Twitter is set to go public this week, with its shares slated to start trading for the first time this morning (Nov. 6).
How does this happen exactly? And what does it mean? Settle down. We’re about to lay it out for you.
It’s the moment when the company going public gets its money by selling its shares to the underwriters—the group of banks managing the public offering, led in this instance Goldman Sachs. The underwriters get the stock (and assume the risk) which they then offload to the final investors—mostly institutional entities like mutual funds and pension funds. The underwriters have spent weeks lining up these investors up to buy the shares; the investors have told the underwriters what they’d be willing to pay, and how much stock they want to buy. That back-and-forth produces the final IPO price, which determines how much money the company actually raises.
The stock usually starts trading the day after the company’s shares “price,” and this has become a minefield-strewn moment for IPOs. Back in May 2012, Facebook’s first day of trading turned into a dog’s breakfast on the Nasdaq. And when an electronic exchange by the name of BATS tried to go public using its own exchange technology in March 2012, it was an unmitigated disaster that eventually forced the company to call the entire process off. (Some called it the worst IPO fail ever.) Perhaps in part because of the Facebook snarls, Twitter has opted to list its shares on the New York Stock Exchange, which is where all the action will be Thursday morning.
IPOs work a little bit differently at the NYSE, where the process still involves actual humans known as “designated market makers, who not only match buyers and sellers, but also buy and sell shares using their own money in order to keep a liquid, orderly trading environment. The “designated market maker” overseeing the opening of Twitter’s shares Thursday will act as a sort of air traffic controller for buyers and sellers, keeping a close eye on electronic trading and dealing with some actual orders coming in from the floor. The AP does a great job of summing it up here:
The NYSE’s floor traders shout their orders to the DMM. Some investors want to buy the IPO, some are clients who got shares in the IPO overnight and want to sell a portion of their holdings. The DMM’s job is to find that right price for a company’s newly-offered shares…The DMM, floor traders and underwriters work to find the right starting price for newly-issued shares. This is called price discovery…Price discovery may take a few minutes or an hour once the market opens…Once the DMM thinks the company’s stock is priced correctly, he or she will “freeze the book,” saying that that no more stock orders can be placed. The accepted orders are processed, and the stock opens to trading. If problems arise, the NYSE can bypass the electronic system and use humans to trade Twitter’s stock, Cheslock said.

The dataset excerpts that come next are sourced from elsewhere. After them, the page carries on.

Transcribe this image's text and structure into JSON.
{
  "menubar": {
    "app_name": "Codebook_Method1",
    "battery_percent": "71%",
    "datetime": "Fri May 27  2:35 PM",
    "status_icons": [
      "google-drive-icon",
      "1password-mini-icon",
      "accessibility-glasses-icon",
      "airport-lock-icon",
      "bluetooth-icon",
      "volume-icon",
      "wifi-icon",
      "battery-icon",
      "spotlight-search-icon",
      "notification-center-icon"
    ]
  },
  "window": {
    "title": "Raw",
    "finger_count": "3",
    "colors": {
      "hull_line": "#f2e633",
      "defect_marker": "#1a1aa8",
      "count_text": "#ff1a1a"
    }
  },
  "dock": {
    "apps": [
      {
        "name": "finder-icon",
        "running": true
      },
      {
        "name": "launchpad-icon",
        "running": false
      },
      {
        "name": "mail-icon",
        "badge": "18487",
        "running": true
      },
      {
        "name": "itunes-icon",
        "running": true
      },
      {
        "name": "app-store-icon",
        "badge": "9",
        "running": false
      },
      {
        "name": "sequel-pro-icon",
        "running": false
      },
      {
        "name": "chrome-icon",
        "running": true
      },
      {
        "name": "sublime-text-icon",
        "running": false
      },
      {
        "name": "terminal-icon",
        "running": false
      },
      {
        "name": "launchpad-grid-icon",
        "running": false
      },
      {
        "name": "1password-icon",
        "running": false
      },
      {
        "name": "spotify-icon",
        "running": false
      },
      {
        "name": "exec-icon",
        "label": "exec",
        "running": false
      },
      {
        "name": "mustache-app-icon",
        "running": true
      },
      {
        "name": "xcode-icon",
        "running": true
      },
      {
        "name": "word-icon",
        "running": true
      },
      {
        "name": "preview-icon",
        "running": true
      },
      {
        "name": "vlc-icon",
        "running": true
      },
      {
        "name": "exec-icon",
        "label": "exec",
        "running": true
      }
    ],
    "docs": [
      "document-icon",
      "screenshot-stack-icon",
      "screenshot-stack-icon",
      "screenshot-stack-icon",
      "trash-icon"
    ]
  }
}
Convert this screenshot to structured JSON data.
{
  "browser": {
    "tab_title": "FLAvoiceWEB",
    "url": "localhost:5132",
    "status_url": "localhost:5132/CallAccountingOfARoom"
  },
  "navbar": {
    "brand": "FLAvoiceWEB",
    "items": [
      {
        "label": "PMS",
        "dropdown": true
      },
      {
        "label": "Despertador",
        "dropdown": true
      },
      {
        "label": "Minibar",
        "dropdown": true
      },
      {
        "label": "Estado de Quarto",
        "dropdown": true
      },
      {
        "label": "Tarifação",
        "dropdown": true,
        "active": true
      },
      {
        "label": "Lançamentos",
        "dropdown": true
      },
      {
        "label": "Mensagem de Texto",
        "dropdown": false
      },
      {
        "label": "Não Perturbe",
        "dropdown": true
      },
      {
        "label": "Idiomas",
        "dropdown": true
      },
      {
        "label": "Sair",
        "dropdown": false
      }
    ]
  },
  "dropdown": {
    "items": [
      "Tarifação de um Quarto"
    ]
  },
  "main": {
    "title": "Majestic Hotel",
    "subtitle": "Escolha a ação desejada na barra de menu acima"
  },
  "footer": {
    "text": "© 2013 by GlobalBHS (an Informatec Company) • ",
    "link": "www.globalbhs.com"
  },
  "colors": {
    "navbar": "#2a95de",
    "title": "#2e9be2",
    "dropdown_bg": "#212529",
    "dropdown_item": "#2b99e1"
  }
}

That last bit, the part about the humans, is a key component of how NYSE likes to distinguish itself from exchanges such as the all-electronic Nasdaq. “Their judgment and commitment of capital at the point of sale differentiates the NYSE from every other market globally,” the company says in IPO Guide of the DMMs.
If Twitter’s debut on the markets goes smoothly, it could be a big propaganda win for not only NYSE over its arch-rival Nasdaq, but also for all homo sapiens in our decades-long battle with the machines. After all, it was a computer snafu that sparked the infinite loop that so disrupted the Facebook IPO. (For a full tick-tock of what went wrong then, click here.) If a human hand or two in the process makes the difference between a pristine debut and a debacle, corporate chieftains might rethink the relentless push toward automation, at least where their share price is concerned.